Ieri sera la trasmissione di Fazio e Saviano a ha superato il 57% di share tra i laureati. Non so esattamente cosa significhi, però io sono laureato e ho visto la trasmissione: quindi ho contribuito a questo eclatante successo antiberlusconiano.
Tengo a sottolinearlo perché tento ogni giorno di giustificare in qualche modo il fatto di essere laureato. In discipline umanistiche. Voglio dire: ho dato decine di esami, ho scritto trecento pagine di tesi, la mia famiglia ha pagato le tasse. Ho il titolo accademico. Qualcosa deve pur voler dire, santodio.
Il lavoro che faccio, per dire, ha una tariffa oraria piuttosto elevata, ma non richiede la laurea. Ho colleghi che hanno la terza media. Non ho niente contro chi ha iniziato a lavorare presto: anzi, ha fatto bene. E la cultura guadagnata solo per interesse personale ha qualcosa che gli studi istituzionali non riescono a dare. Il dato angosciante è che con la mia laurea io non potrei mai guadagnare tanto.
Ho fatto mestieri da laureato: guadagnavo due soldi, lavoravo molto senza avere nemmeno bene idea di quello che davvero stavo facendo, e appena azzardata una critica mi han fatto fuori (dal no Profit, non dalla Monsanto). Naturalmente le critiche grazie a cui mi hanno fatto fuori sono dipese proprio dal fatto di aver studiato. L’università umanistica mi ha fornito gli strumenti necessari per concludere che ero circondato da fregnacce e arrivisti mascherati da eroi del sociale, e l’esempio dei giganti del pensiero sulle cui spalle ci fanno sedere mi ha impedito di stare zitto. Ingenuo? Può darsi. Anzi: magari.
Ho accantonato presto l’idea di cercare qualcosa da fare coerente con i miei studi. Anche lontanamente. E non solo per l’erede in arrivo e l’urgenza di sicurezza economica. Ma anche perché ne avevo le palle piene. Ho preferito riciclare le competenze professionali maturate mentre, studente universitario, affondavo le meningi su migliaia di pagine di pensieri densi, eleganti e inutili.

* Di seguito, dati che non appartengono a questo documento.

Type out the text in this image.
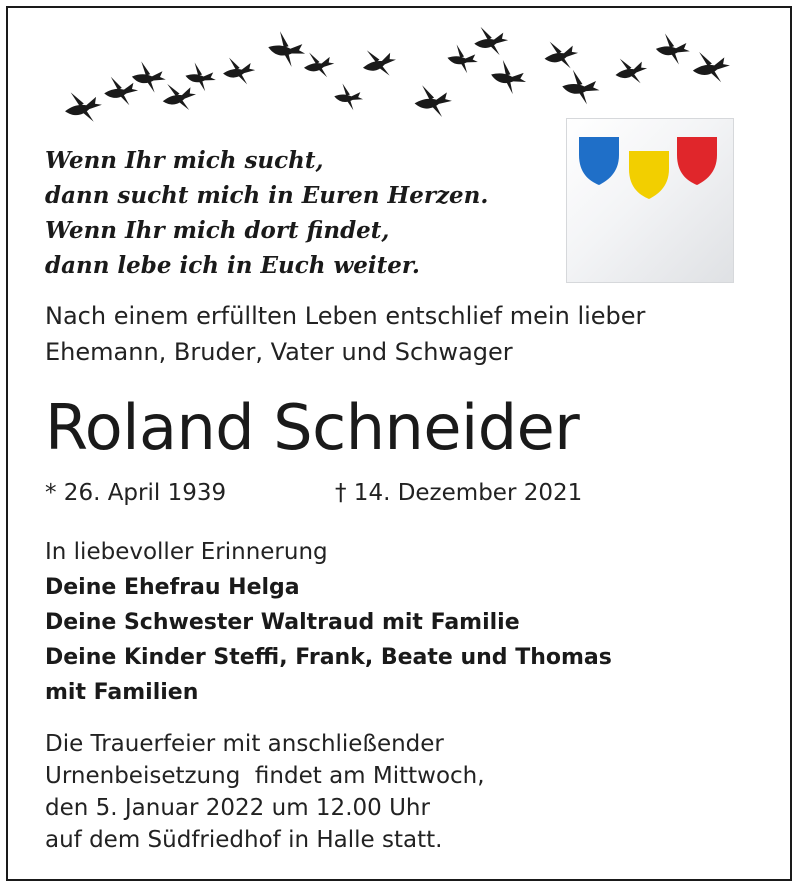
Wenn Ihr mich sucht,
dann sucht mich in Euren Herzen.
Wenn Ihr mich dort findet,
dann lebe ich in Euch weiter.
Nach einem erfüllten Leben entschlief mein lieber
Ehemann, Bruder, Vater und Schwager
Roland Schneider
* 26. April 1939	† 14. Dezember 2021
In liebevoller Erinnerung
Deine Ehefrau Helga
Deine Schwester Waltraud mit Familie
Deine Kinder Steffi, Frank, Beate und Thomas
mit Familien
Die Trauerfeier mit anschließender
Urnenbeisetzung  findet am Mittwoch,
den 5. Januar 2022 um 12.00 Uhr
auf dem Südfriedhof in Halle statt.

Nel tempo libero (e vista la crisi di tempo libero ne ho), posso sfruttare come meglio credo i succosi frutti della mia laurea.
Ad esempio, grazie alla mia laurea, posso avere la netta e costante e precisa cognizione di come la nostra generazione se l’è presa nel sedere. Posso illustrarlo con dati alla mano e una notevole efficacia argomentativa. .
Posso osservare meglio di altri come il mondo vada a rotoli. E, certo, posso anche attuare qualche minuscolo e isolato comportamento per evitare di partecipare completamente all’autodistruzione.
Posso immaginare possibili alternative e rammaricarmi della loro probabile inapplicabilità.
Posso lamentarmi con profonda cognizione di causa.
(potrei anche smettere di lamenentarmi, rimboccarmi le maniche ed entrare a far parte di uno delle centinaia di associazioni, movimenti, partiti, gruppuscoli, circoli, fratellanze, eresie che tentano di dire la loro sul mondo e cambiare le cose: già ampiamente fatto e già ampiamente constatato come si scivoli in fretta nel parlarsi addosso, nell’arrivismo e nell’inconcludenza. Preferisco restare inconcludente da solo e parlarmi addosso sul blog)
Potrei, se mi interessasse, pretendere di essere chiamato “dottore”.
Per il resto, a parte entrare a pieno diritto nelle statistiche sullo share di RaiTre, la mia laurea non serve a un accidente. Di costruttivo, voglio dire. Aumenta solo il grado di frustrazione. E mi permette di scrivere post come questo (in effetti, non laureato, come avrei speso quesi venti minuti? forse lavorando).
Il paradosso di tutto questo è che, probabilmente, se si verificasse un cronosisma e tutto tornasse a dieci anni fa, rifarei esattamente tutto, o quasi, proprio come i protagonisti del romanzo di Vonnegut. Per testardaggine, temo.
E mi troverei comunque qui, a scrivere questo post. Esattamente dove dovrei essere.